Article
US Secretary of Energy, Jennifer Granholm – A Brief Biography
Published 03 March 2021
by David Stent, Content Manager, Energy Council
Jennifer Granholm will become only the second woman to take charge of the United States Department of Energy, an appointment keenly watched as the country pivots toward a cleaner, greener future. The selection by President Biden is a shrewd choice in selecting the former Michigan governor and UC Berkley professor, known for her ambitious embrace of industrial transitions.
Born in Vancouver, Canada in 1959 it would be a short four years until her parents, two bank tellers, had decided to emigrate to the warmer coastline in California. Jennifer Granholm skipped between high schools and briefly entertained a short career as an actor after graduation.
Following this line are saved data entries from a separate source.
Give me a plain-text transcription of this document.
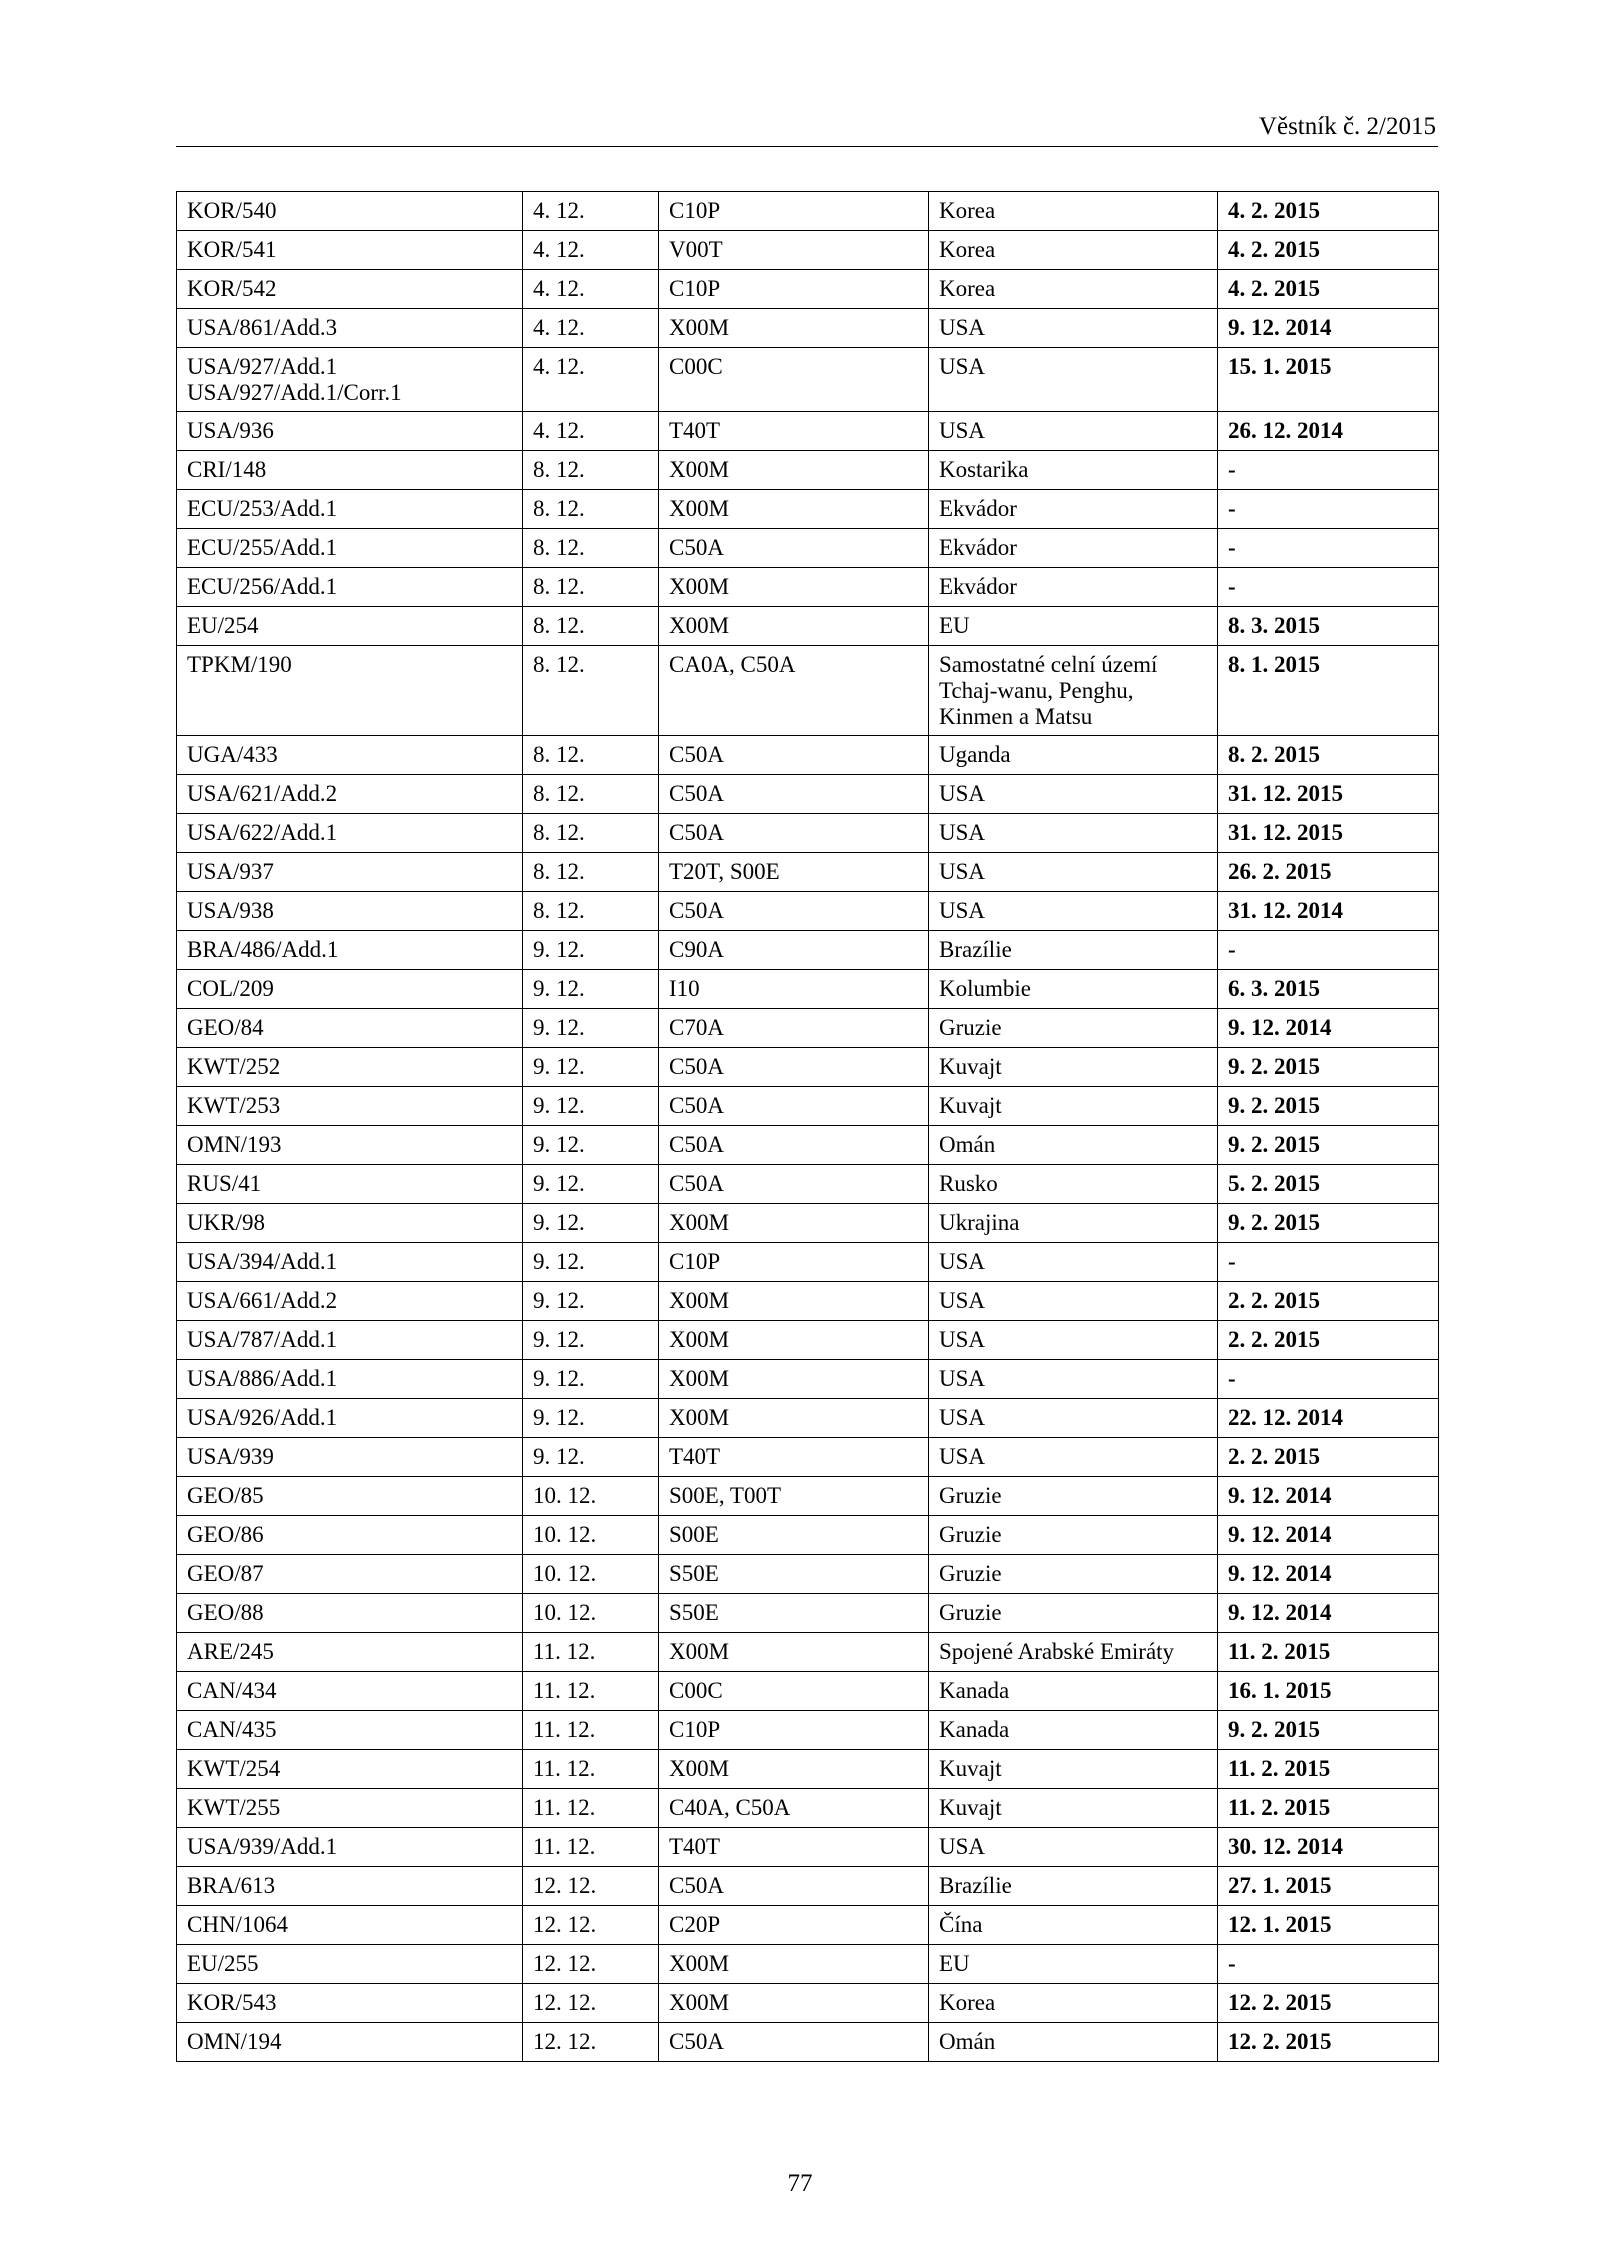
Věstník č. 2/2015
KOR/540	4. 12.	C10P	Korea	4. 2. 2015

KOR/541	4. 12.	V00T	Korea	4. 2. 2015

KOR/542	4. 12.	C10P	Korea	4. 2. 2015

USA/861/Add.3	4. 12.	X00M	USA	9. 12. 2014

USA/927/Add.1
USA/927/Add.1/Corr.1	4. 12.	C00C	USA	15. 1. 2015

USA/936	4. 12.	T40T	USA	26. 12. 2014

CRI/148	8. 12.	X00M	Kostarika	-

ECU/253/Add.1	8. 12.	X00M	Ekvádor	-

ECU/255/Add.1	8. 12.	C50A	Ekvádor	-

ECU/256/Add.1	8. 12.	X00M	Ekvádor	-

EU/254	8. 12.	X00M	EU	8. 3. 2015

TPKM/190	8. 12.	CA0A, C50A	Samostatné celní území
Tchaj-wanu, Penghu,
Kinmen a Matsu	8. 1. 2015

UGA/433	8. 12.	C50A	Uganda	8. 2. 2015

USA/621/Add.2	8. 12.	C50A	USA	31. 12. 2015

USA/622/Add.1	8. 12.	C50A	USA	31. 12. 2015

USA/937	8. 12.	T20T, S00E	USA	26. 2. 2015

USA/938	8. 12.	C50A	USA	31. 12. 2014

BRA/486/Add.1	9. 12.	C90A	Brazílie	-

COL/209	9. 12.	I10	Kolumbie	6. 3. 2015

GEO/84	9. 12.	C70A	Gruzie	9. 12. 2014

KWT/252	9. 12.	C50A	Kuvajt	9. 2. 2015

KWT/253	9. 12.	C50A	Kuvajt	9. 2. 2015

OMN/193	9. 12.	C50A	Omán	9. 2. 2015

RUS/41	9. 12.	C50A	Rusko	5. 2. 2015

UKR/98	9. 12.	X00M	Ukrajina	9. 2. 2015

USA/394/Add.1	9. 12.	C10P	USA	-

USA/661/Add.2	9. 12.	X00M	USA	2. 2. 2015

USA/787/Add.1	9. 12.	X00M	USA	2. 2. 2015

USA/886/Add.1	9. 12.	X00M	USA	-

USA/926/Add.1	9. 12.	X00M	USA	22. 12. 2014

USA/939	9. 12.	T40T	USA	2. 2. 2015

GEO/85	10. 12.	S00E, T00T	Gruzie	9. 12. 2014

GEO/86	10. 12.	S00E	Gruzie	9. 12. 2014

GEO/87	10. 12.	S50E	Gruzie	9. 12. 2014

GEO/88	10. 12.	S50E	Gruzie	9. 12. 2014

ARE/245	11. 12.	X00M	Spojené Arabské Emiráty	11. 2. 2015

CAN/434	11. 12.	C00C	Kanada	16. 1. 2015

CAN/435	11. 12.	C10P	Kanada	9. 2. 2015

KWT/254	11. 12.	X00M	Kuvajt	11. 2. 2015

KWT/255	11. 12.	C40A, C50A	Kuvajt	11. 2. 2015

USA/939/Add.1	11. 12.	T40T	USA	30. 12. 2014

BRA/613	12. 12.	C50A	Brazílie	27. 1. 2015

CHN/1064	12. 12.	C20P	Čína	12. 1. 2015

EU/255	12. 12.	X00M	EU	-

KOR/543	12. 12.	X00M	Korea	12. 2. 2015

OMN/194	12. 12.	C50A	Omán	12. 2. 2015
77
However, it was her time working for the independent Presidential candidate, John B. Anderson in 1980, where she would set her sights on a career in politics, beginning with an undergraduate degree in Political Science at University of California, Berkley.
Following an illustrious academic career at Harvard Law School, Granholm rose through the ranks as an attorney prior to being promoted to the position as an assistant US Attorney, a position where she would make a name as a merciless prosecutor – losing just three out of 154 cases brought to trial.
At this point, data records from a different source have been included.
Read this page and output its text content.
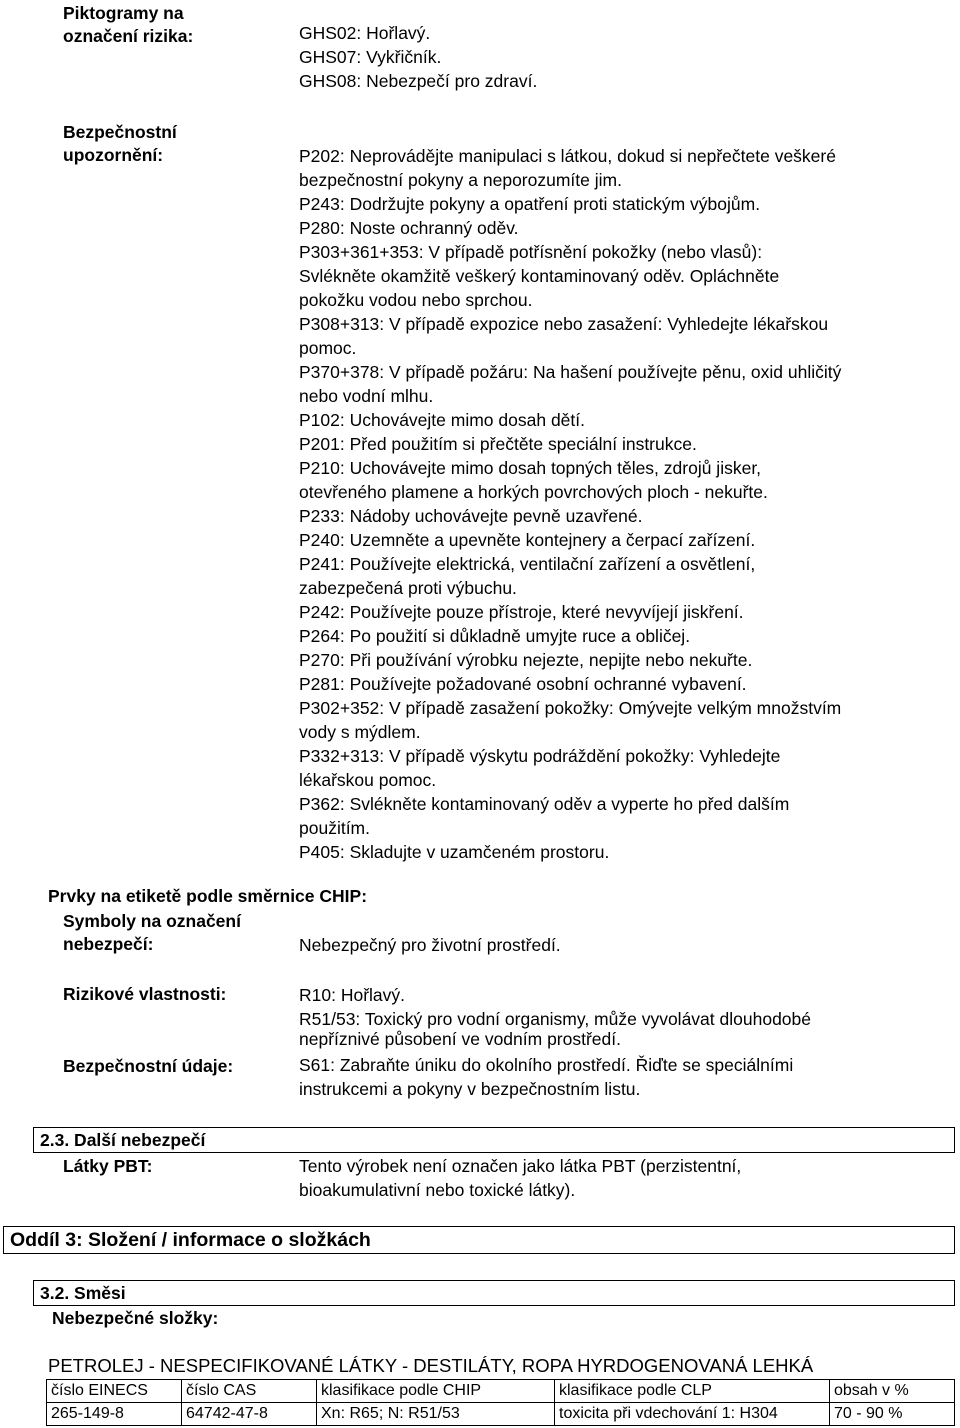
Piktogramy na
označení rizika:	GHS02: Hořlavý.
GHS07: Vykřičník.
GHS08: Nebezpečí pro zdraví.
Bezpečnostní
upozornění:	P202: Neprovádějte manipulaci s látkou, dokud si nepřečtete veškeré
bezpečnostní pokyny a neporozumíte jim.
P243: Dodržujte pokyny a opatření proti statickým výbojům.
P280: Noste ochranný oděv.
P303+361+353: V případě potřísnění pokožky (nebo vlasů):
Svlékněte okamžitě veškerý kontaminovaný oděv. Opláchněte
pokožku vodou nebo sprchou.
P308+313: V případě expozice nebo zasažení: Vyhledejte lékařskou
pomoc.
P370+378: V případě požáru: Na hašení používejte pěnu, oxid uhličitý
nebo vodní mlhu.
P102: Uchovávejte mimo dosah dětí.
P201: Před použitím si přečtěte speciální instrukce.
P210: Uchovávejte mimo dosah topných těles, zdrojů jisker,
otevřeného plamene a horkých povrchových ploch - nekuřte.
P233: Nádoby uchovávejte pevně uzavřené.
P240: Uzemněte a upevněte kontejnery a čerpací zařízení.
P241: Používejte elektrická, ventilační zařízení a osvětlení,
zabezpečená proti výbuchu.
P242: Používejte pouze přístroje, které nevyvíjejí jiskření.
P264: Po použití si důkladně umyjte ruce a obličej.
P270: Při používání výrobku nejezte, nepijte nebo nekuřte.
P281: Používejte požadované osobní ochranné vybavení.
P302+352: V případě zasažení pokožky: Omývejte velkým množstvím
vody s mýdlem.
P332+313: V případě výskytu podráždění pokožky: Vyhledejte
lékařskou pomoc.
P362: Svlékněte kontaminovaný oděv a vyperte ho před dalším
použitím.
P405: Skladujte v uzamčeném prostoru.
Prvky na etiketě podle směrnice CHIP:
Symboly na označení
nebezpečí:	Nebezpečný pro životní prostředí.
Rizikové vlastnosti:	R10: Hořlavý.
R51/53: Toxický pro vodní organismy, může vyvolávat dlouhodobé
nepříznivé působení ve vodním prostředí.
Bezpečnostní údaje:	S61: Zabraňte úniku do okolního prostředí. Řiďte se speciálními
instrukcemi a pokyny v bezpečnostním listu.
2.3. Další nebezpečí
Látky PBT:	Tento výrobek není označen jako látka PBT (perzistentní,
bioakumulativní nebo toxické látky).
Oddíl 3: Složení / informace o složkách
3.2. Směsi
Nebezpečné složky:
PETROLEJ - NESPECIFIKOVANÉ LÁTKY - DESTILÁTY, ROPA HYRDOGENOVANÁ LEHKÁ
číslo EINECS	číslo CAS	klasifikace podle CHIP	klasifikace podle CLP	obsah v %
265-149-8	64742-47-8	Xn: R65; N: R51/53	toxicita při vdechování 1: H304	70 - 90 %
By 1998, Jennifer Granholm was well established as a state attorney and corporation counsel in Michigan, rising steadily to become the first woman attorney general of Michigan.
This is not how she sought to be known, as she told the Ludington Daily News during her campaign:
“I don’t want to be known as the woman candidate, necessarily, because I want to be known as the qualified candidate. I’ve worked really hard to get the credentials I’ve got and to do what I’ve done. I didn’t work really hard to become a woman. That kind of just happened.”
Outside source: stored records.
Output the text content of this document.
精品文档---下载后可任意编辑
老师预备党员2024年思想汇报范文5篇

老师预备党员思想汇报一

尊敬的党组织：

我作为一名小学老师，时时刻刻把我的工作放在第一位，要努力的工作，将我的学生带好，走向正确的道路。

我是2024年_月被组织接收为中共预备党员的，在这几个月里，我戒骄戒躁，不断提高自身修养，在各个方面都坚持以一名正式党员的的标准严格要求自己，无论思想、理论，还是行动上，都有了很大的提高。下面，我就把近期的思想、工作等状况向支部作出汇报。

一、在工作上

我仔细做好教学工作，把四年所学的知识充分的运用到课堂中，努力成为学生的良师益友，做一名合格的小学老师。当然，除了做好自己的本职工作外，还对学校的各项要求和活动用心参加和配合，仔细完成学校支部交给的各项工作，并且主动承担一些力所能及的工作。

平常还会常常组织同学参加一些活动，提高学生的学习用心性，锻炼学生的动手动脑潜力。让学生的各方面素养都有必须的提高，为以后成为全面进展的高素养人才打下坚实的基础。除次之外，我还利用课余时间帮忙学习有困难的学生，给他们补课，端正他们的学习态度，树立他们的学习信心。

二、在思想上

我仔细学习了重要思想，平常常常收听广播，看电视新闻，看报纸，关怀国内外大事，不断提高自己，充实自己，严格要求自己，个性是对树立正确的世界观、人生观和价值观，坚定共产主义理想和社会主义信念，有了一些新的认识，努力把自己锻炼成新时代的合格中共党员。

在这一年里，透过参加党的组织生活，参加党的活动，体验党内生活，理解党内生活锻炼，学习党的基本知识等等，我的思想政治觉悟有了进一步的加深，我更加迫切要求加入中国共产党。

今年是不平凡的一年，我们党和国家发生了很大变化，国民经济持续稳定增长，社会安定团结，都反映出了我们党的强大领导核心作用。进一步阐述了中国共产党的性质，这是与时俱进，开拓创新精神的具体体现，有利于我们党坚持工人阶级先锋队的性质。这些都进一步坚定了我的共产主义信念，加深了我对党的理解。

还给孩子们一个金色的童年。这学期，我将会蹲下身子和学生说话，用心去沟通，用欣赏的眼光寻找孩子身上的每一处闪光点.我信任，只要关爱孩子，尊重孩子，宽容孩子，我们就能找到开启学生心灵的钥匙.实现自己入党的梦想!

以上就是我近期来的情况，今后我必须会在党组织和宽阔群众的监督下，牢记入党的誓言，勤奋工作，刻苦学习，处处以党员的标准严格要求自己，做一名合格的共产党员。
Four years later in 2002, despite seeking election in a ‘deep Red’ state, Granholm pipped her challenger to become the first woman governor of Michigan. A title she welcomed but also erred against allowing it to define her. As much as she tried, she broke the proverbial glass ceiling faced by women across the world – even in the world’s most developed nation.
The 2008 financial crisis crippled the automotive industry in Michigan, once the heart of American manufacturing, it suffered an extreme decline as the housing market collapsed and industry could not sustain itself. The 2009 bailout secured by Granholm gave the automobile industry a lifeline, including grants to finance a transition to clean energy, battery technology and electric vehicles. By 2010, Michigan led the nation in ‘improvement of job market conditions’.
Her work in transitioning from a state deeply committed to the auto industry into a multi-sector industrial base with a reduced dependency on fossil fuels and, in attracting 40 clean energy companies to the state, 85,000 new jobs were created by 2020. Concurrently under her oversight, the state effectively reduced their budget deficit by $10 billion.
Granholm notably mitigated the loss of technical workers from the state by initiating the ‘No Worker Left Behind’ scheme that sought to pay the tuition of “any unemployed or under-employed citizen to go to community college or technical school to be trained for high-demand jobs. No Worker Left Behind has enrolled more than 136,000 people, with a 75 percent job placement or retention rate – the best results in the nation. Community college enrolment in Michigan has increased by 50 percent this decade”.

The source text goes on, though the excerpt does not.